George’s question (via Twitter) was a response to a review that I wrote of her wonderful 2014 Ninety Percent of Everything: Inside Shipping, the Invisible Industry That Puts Clothes on Your Back, Gas in Your Car, and Food on Your Plate. 

In my review of the book, I mentioned that I’d been wanting to read her book since 2014 - as her earlier book The Big Necessity: The Unmentionable World of Human Waste and Why It Matters is one of my all time favorites - but that I had waited to read her latest book until the audiobook version became available this June.

In answering George, I have this fantasy that she will decide to write a book about how books and reading are changing.  That she will get inspired to call attention to the balance of costs and benefits of Amazon’s digital book monopoly.  That George will investigate the increasing importance of libraries (both public and academic) in our ever-more stratified economy, the comeback of small independently owned bookstores, and the stubborn subculture of misfits who prefer books over blog post and tweets.

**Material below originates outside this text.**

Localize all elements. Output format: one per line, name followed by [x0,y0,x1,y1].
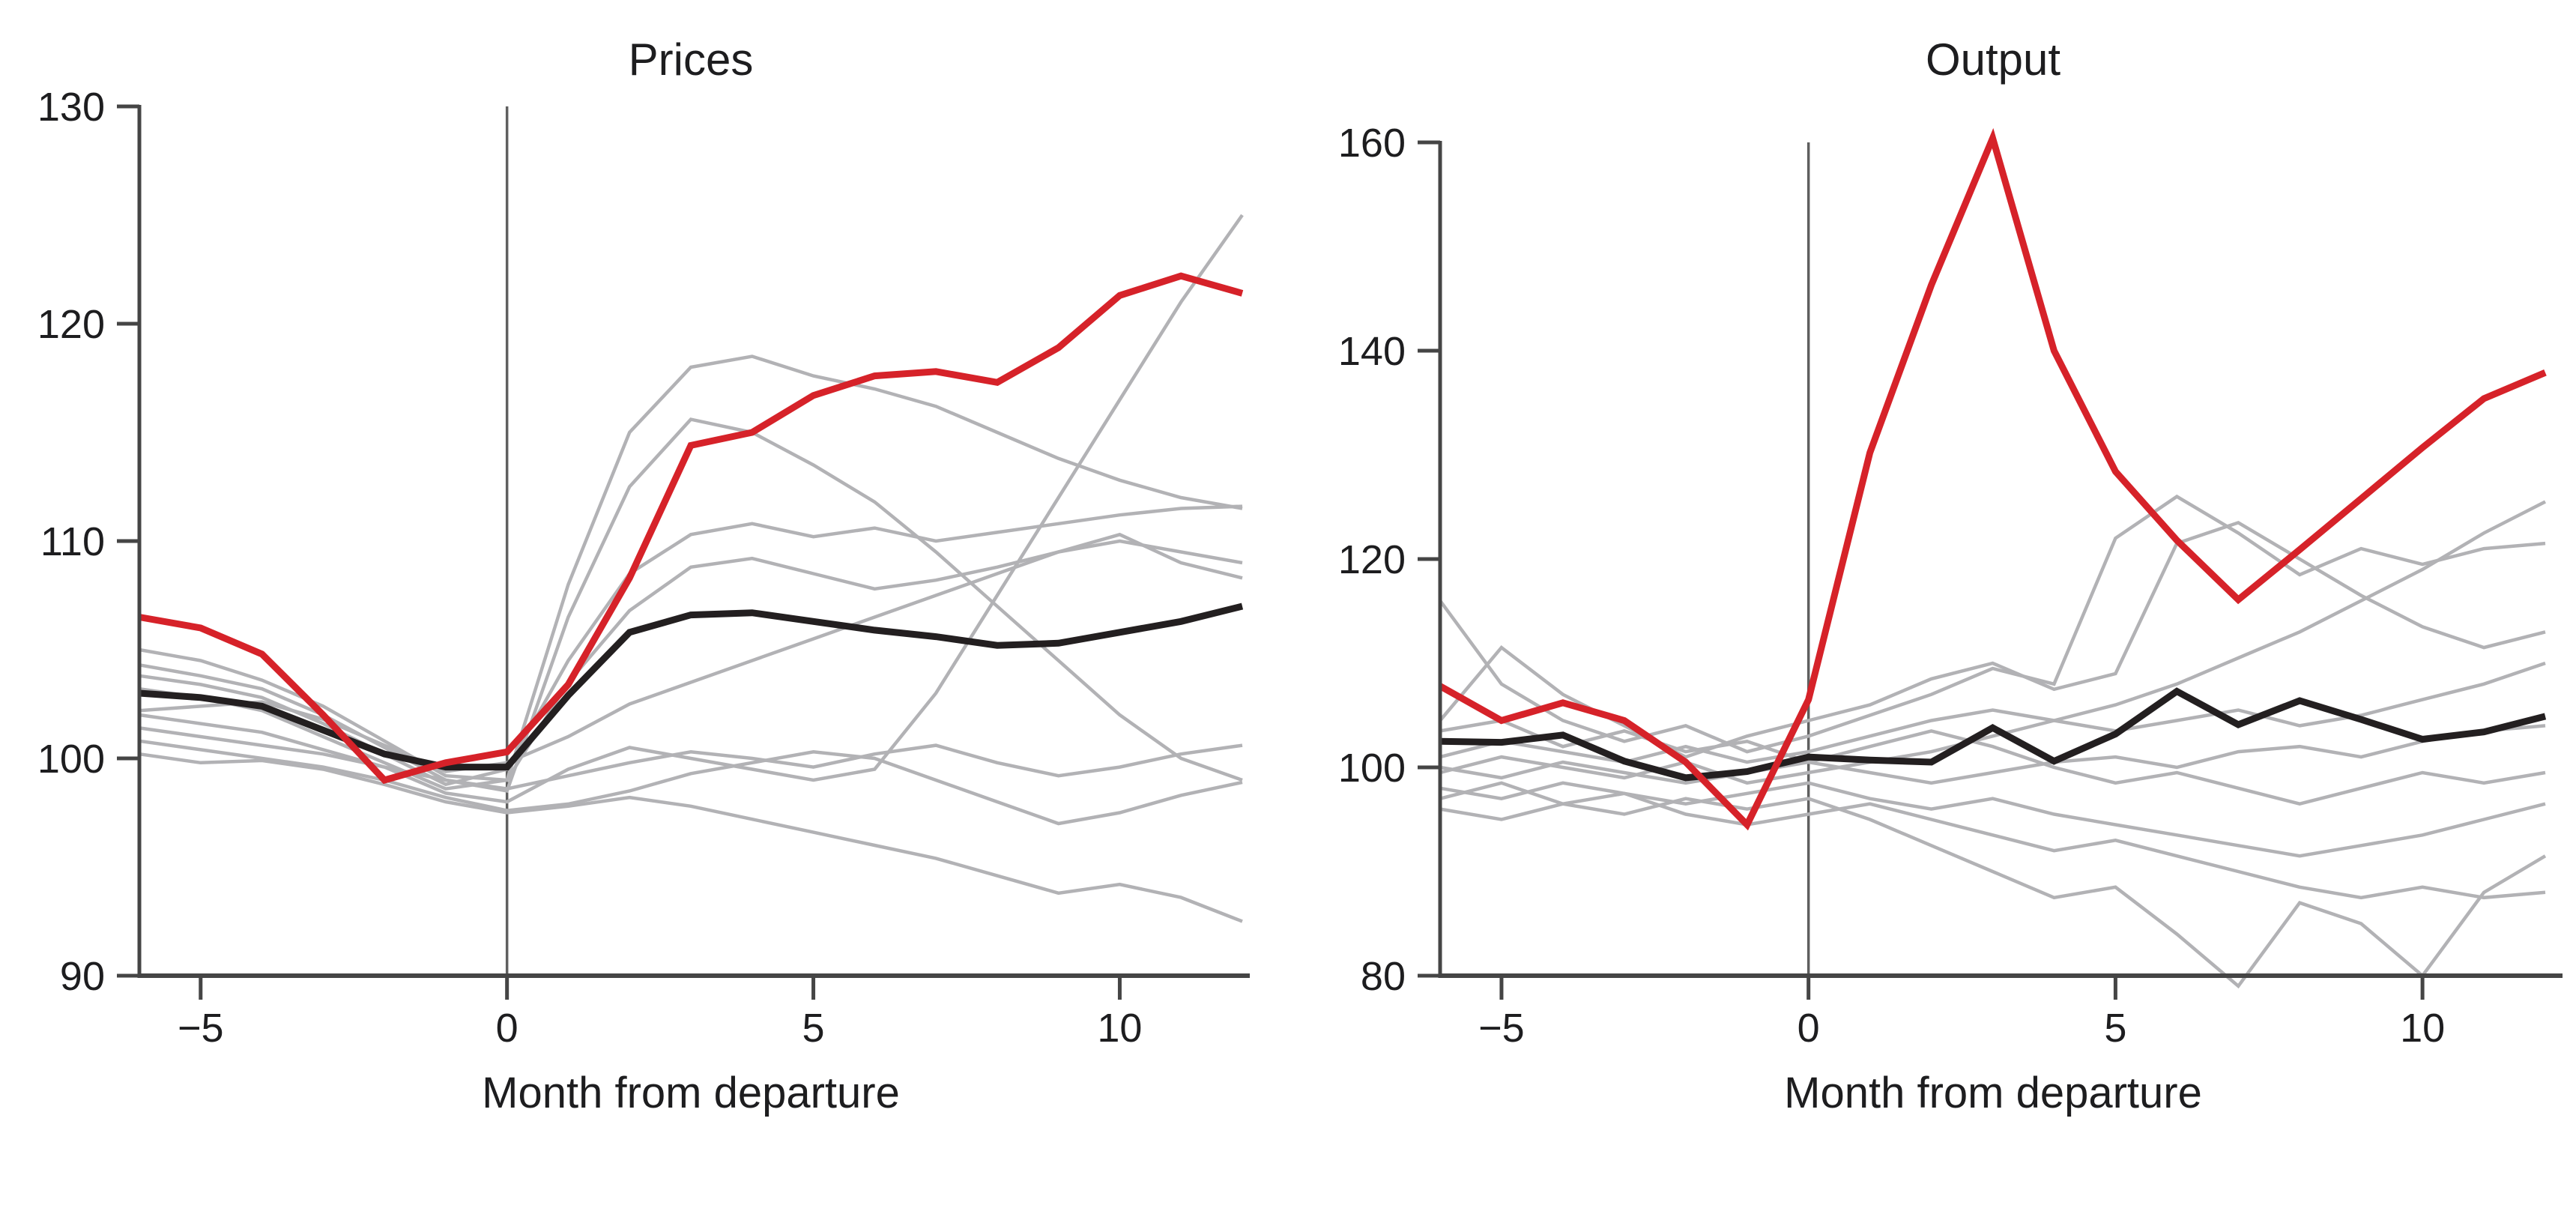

The reason that I waited until the 2017 audiobook of Ninety Percent of Everything to read the 2014 book is that audiobooks are creators of time.

An audiobook allows me to read while doing other things.  Since most of my life is about doing other things, then the only real opportunity that I have to read books is if I can listen to them with my ears while doing something else with my eyes, hands, and feet.

How much of your day is spent doing something where you could also be reading?  Do you commute, clean, cut, chop, or cook?  If so, an audiobook can be your companion.

Rose George could write a book about how technology is changing the act of marketing and consuming books - with an emphasis on both the good and the bad of this story.  Digital books, both e-books and audiobooks, open up new possibilities for writers and readers.  Books are cheaper to distribute and easier to consume than at any point in history.   

At the same time, books must compete with other digital content that is delivered and consumed on the same platform.  I read (well listened to) Ninety Percent of Everything on my iPhone, the same device that brings me news and e-mail and videos and games and social media.   

There is a story about how the medium in which we discover and consume books impacts which books are written and read.  What that story might be none of us are quite sure.  Rose George would be the perfect writer to untangle these threads.

How great is it when one of your favorite authors reaches out to you directly?

How would you explain to Rose George why you will likely not read a book unless there is an audiobook version?